一匹の猫に発見され、そして絶滅させられた生物種がいることを、人間は知っておくべきだ。これも人間に確かな知識さえあれば、防げた悲劇である。

~Beyond the brink~
it was both discovered and wiped out by a lighthouse keeper’s cat in 1894.
(book『back from the brink』より抜粋)

************

人類がNZの地に足を踏み入れる以前、NZには245種の鳥類がいたらしい。
驚くべきは、この245種のうち174種、実に7割が固有種であったということだ。
なぜこれほど割合が高いのかはこのカテゴリの第一回目で説明したのでここでは省略するが、この固有種の多さは、実は“亜種”の多さとも言い換えることができる。
NZの鳥類は、驚くほどの数の亜種に分かれて存在している。
例えるならば、「方言」と同じようなものだ。住む場所が違えば、そこで話される言葉も少しずつづれてきて、ついにはその地方独特の“訛り”ができる。
同じように一種の鳥類でも、住む場所が異なるにつれ一種の中に地域性が生まれ、やがて本家からはズレて、独自の特徴を持つ“亜種”となる。
哺乳類が進化するずっとずっと昔から超大陸から離れて島となっていた、NZ。その辺境の土地で進化した鳥類独特の現象だ。
有名な絶滅種、飛べない鳥であるモアが、かつて11種類もの亜種に分かれてNZ中に分布していたのはそれを象徴しているようだ。

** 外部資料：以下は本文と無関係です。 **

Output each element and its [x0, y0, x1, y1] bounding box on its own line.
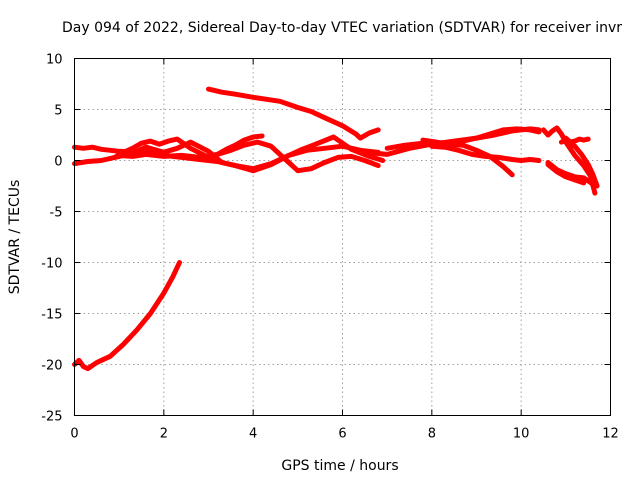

同じように、NZで独自の進化を遂げた(近縁種が世界のどこにもいない)、WREN(和名:イワサザイ科)も、6種類の亜種に分かれて生息していた。今回紹介したステファンズアイランド・レンもそのうちの一種だ。特定の島の名前が付いてはいるが、かつてはNZ全土に生息していたことが判明している。つまり、このステファンズ島という小さな島が、このレンにとって外敵のいない最後の聖地であったということだろう。そして、ついにこの島にも、飼い猫という皮肉な形で本来いないはずの外敵がもたらされたのだ。
現在6亜種のうち4種が絶滅したが、現在でもRock wrenとriflemanという種は辛うじて絶滅を免れ、人の手のあまり届かない山岳地帯に生息している。(手元の鳥図鑑の示すrock wrenの生息度数は、0~100の中で1。Riflemanでもわずか15しかない。)

何より面白いのは、これらのレンが、鳥類というより哺乳類、特にネズミに近い生態をしていることだ。これは「哺乳類」という頂点を欠いた生態系ピラミッドを持っていたNZならではの現象で、哺乳類の代わりに鳥類がピラミッドの頂点に立ち、進化の過程であたかも哺乳類のような振る舞いを始める鳥類が出てくるようになったことによる。
現在も生き残っているロック・レンは、ほとんど飛ぶことをせずもっぱら高山地帯の山岳部を歩き回って生活し、鳴声もほとんどネズミ同様の小さく甲高い声で「キーキー」と発し、さらには歩きやすいように足まで変化してしまっていると言う。ステファンズアイランドのレンに至っては全く飛べなかった。まさに、鳥類を飛び越え哺乳類に当たる生態的地位を獲得していたのである。
歴史に「もし」はないが、仮に人間がニュージーランドの地を発見することなく、この先も数千年の時が流れていたとすれば、いったいこの国にはどんな生物が進化することになったのだろうと、興味を覚えずにはいられない。

人間がニュージーランドの地に定住を始めてから、700年以上が経過している。その間に、約50種もの鳥類が絶滅したらしい。そのすべてにスポットライトを当てるわけにはいかないが、いくつか興味深い種を取り上げて、順次ここで紹介していこうと思っている。